After this outburst, her PR adviser quit.
Heather has always been known in Britain for, as her ex-fiance put it so succinctly "having a rather elastic relationship with the truth." Ex-husband Alfir Karmal hit the nail on the head when he said "If she told me it was raining, I couldn't believe her until I'd checked."
Millsy's lied about her past as a model, her vegetarianism, her anti-fur stance, living homeless as a teen, and even stole the identity of an investigative reporter with the same name, passing the woman's work off as her own for a year. This is without the strong rumours of her history as a high class hooker for wealthy Middle Eastern businessmen.
After the McCartneys announced their separation in May 2006, the British press began salivating over the impending divorce settlement. Heather had offered to sign a pre-nup, Paul had deemed it 'unromantic' (a decision he must be kicking himself in his soppy ass for now) and it was rumoured she would be able to get her hands on up to and above GBP200m.

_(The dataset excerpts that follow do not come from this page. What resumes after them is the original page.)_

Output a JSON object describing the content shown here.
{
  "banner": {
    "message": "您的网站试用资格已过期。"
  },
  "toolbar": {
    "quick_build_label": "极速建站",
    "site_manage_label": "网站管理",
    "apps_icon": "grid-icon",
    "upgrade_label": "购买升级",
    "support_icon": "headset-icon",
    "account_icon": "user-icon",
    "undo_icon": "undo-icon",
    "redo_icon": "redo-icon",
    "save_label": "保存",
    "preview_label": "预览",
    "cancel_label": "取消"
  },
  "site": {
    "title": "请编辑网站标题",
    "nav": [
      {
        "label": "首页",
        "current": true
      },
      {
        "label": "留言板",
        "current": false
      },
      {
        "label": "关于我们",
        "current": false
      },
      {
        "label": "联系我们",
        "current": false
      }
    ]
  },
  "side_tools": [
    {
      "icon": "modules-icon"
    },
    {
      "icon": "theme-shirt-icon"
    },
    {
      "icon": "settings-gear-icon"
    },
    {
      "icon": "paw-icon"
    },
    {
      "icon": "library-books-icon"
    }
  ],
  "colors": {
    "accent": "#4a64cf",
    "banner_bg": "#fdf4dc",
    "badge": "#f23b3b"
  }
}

But, Heather being Heather, she outlandishly claimed on Britain's GMTV morning show that no one even knows if she wants money at all. My arse, love. Nobody racks up GBP1.5m in lawyer's fees for their health.
A divorce can be made under English law in as little as six weeks, and I don't think there's a soul alive who doesn't think she's hanging in there for the cash. Sure, she deserves some. A bit. But if she really cared about being dignified and not impacting on her young daughter she would have settled quickly, moved to the country, and kept her mouth closed.
No way, Jose. Heather's fighting tooth and nail against a confidentiality clause Macca wants her to sign, which would put the kibosh on any chance of a book or movie deal about the couple's time together. Heather, apparently, has already tried to meet with movie producers about a film of her life story, and fancies Reese Witherspoon to play her.
It does make you wonder if she plotted the whole thing, from the minute she met the grieving widower at a charity event in 1999. Heather dumped her last fiance days before their wedding after having met the former Beatle. Getting married to McCartney was on thing, but having a daughter meant money for jam for Millsy - with Paul McCartney's child in her corner she should be on Easy Street. For his sake, then, I hope he continues to fight her tooth and nail.
Heather Mills has done a lot of good work against landmines, for amputees and assorted other charities, but if I was the head of a charitable organization right about now I wouldn't touch her with a barge pole. She would be more harm than good on the side of your cause. And it annoys the bejesus out of me that she attempts to use her amputated leg for public sympathy. You never saw her hobbling around on crutches when their marriage was hunky dory.
This woman just seems to be throwing her toys from the cot when things start to work against her. The gravy train's almost at the end of the line, and Heather doesn't like the destination. She's a deluded, vindictive harpy who's her own worst enemy, despite the masses of people she imagines are out to get her.
She must be Kevin Federline's idol! Tori Spelling's husband could also be taking notes. In fact, imagine the possibilities if Kevin and Heather hooked up.
British TV personality Jonathan Ross put it best at a London awards ceremony. The crowd, including the Gallagher brothers and members of U2, laughed uproariously at Ross' observation that Heather was such a liar, "I wouldn't be surprised if we found out she's actually got two legs."
Does Heather Mills deserve everything she's getting or is she simply misunderstood? You tell me.